ねことらの日記

2015年06月27日 23時12分

はがれおちたポスターに集約されたパラグラフ

ろくがつのあさ。それはレターパックに梱包された紹介資料みたいなうやうやしさで。そのあやふやな輪郭のなかでぼくは規則的に窒息する。



ながくのびた階段をのぼる。雑踏も車のクラクションも見えないエフェクターにかけられ、反響し、残響し、やがてあたらしい波にのみこまれた。

とくめいの足音、ふくざつな経路etc..いくえにもかさなりあう動線にからみとられたふりをして、自発的に迷子になる。

そして、いつまでもきみを待ちわびる。からっぽのスミノフのビンに、ろくがつのひかりをあつめながら。









とうめいなスクエア。水槽にしずめられた、いろとりどりのパズル。そのこどくな暗号はあふれるほど痛くて。すくいあげることはできなかった。

さびたトタン屋根や湿り気をふくんだレンタカーのシート、線香花火のぶよぶよした先端、金色の雨。

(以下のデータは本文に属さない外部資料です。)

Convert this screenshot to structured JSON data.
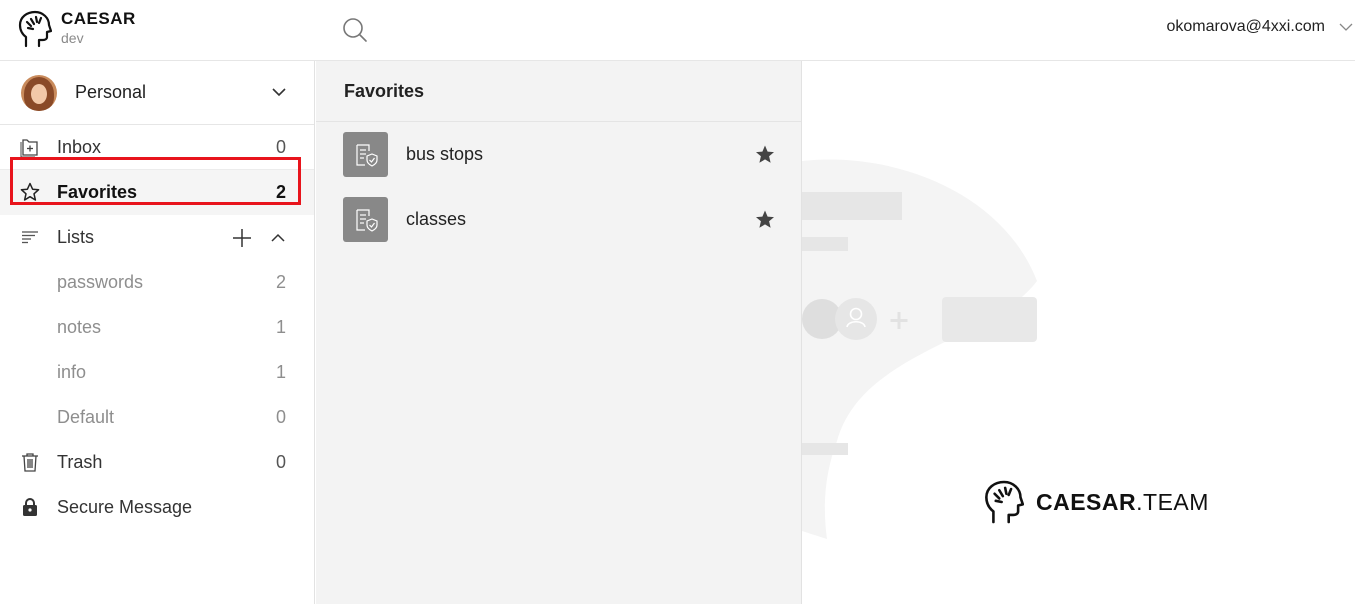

どれだけ乱暴に寄り添う色彩に埋もれても、ぼくのなみだに色はなくて。そっと、まぶたで裁断する。




ぼくのことばののりしろはいつも乾いていて、うまく接着できないけど、もうそれしかできないから。


触れられない距離にいて、くりかえし、くりかえし、波紋をおくりつづけている。

波打ちぎわできみを待ちわびる。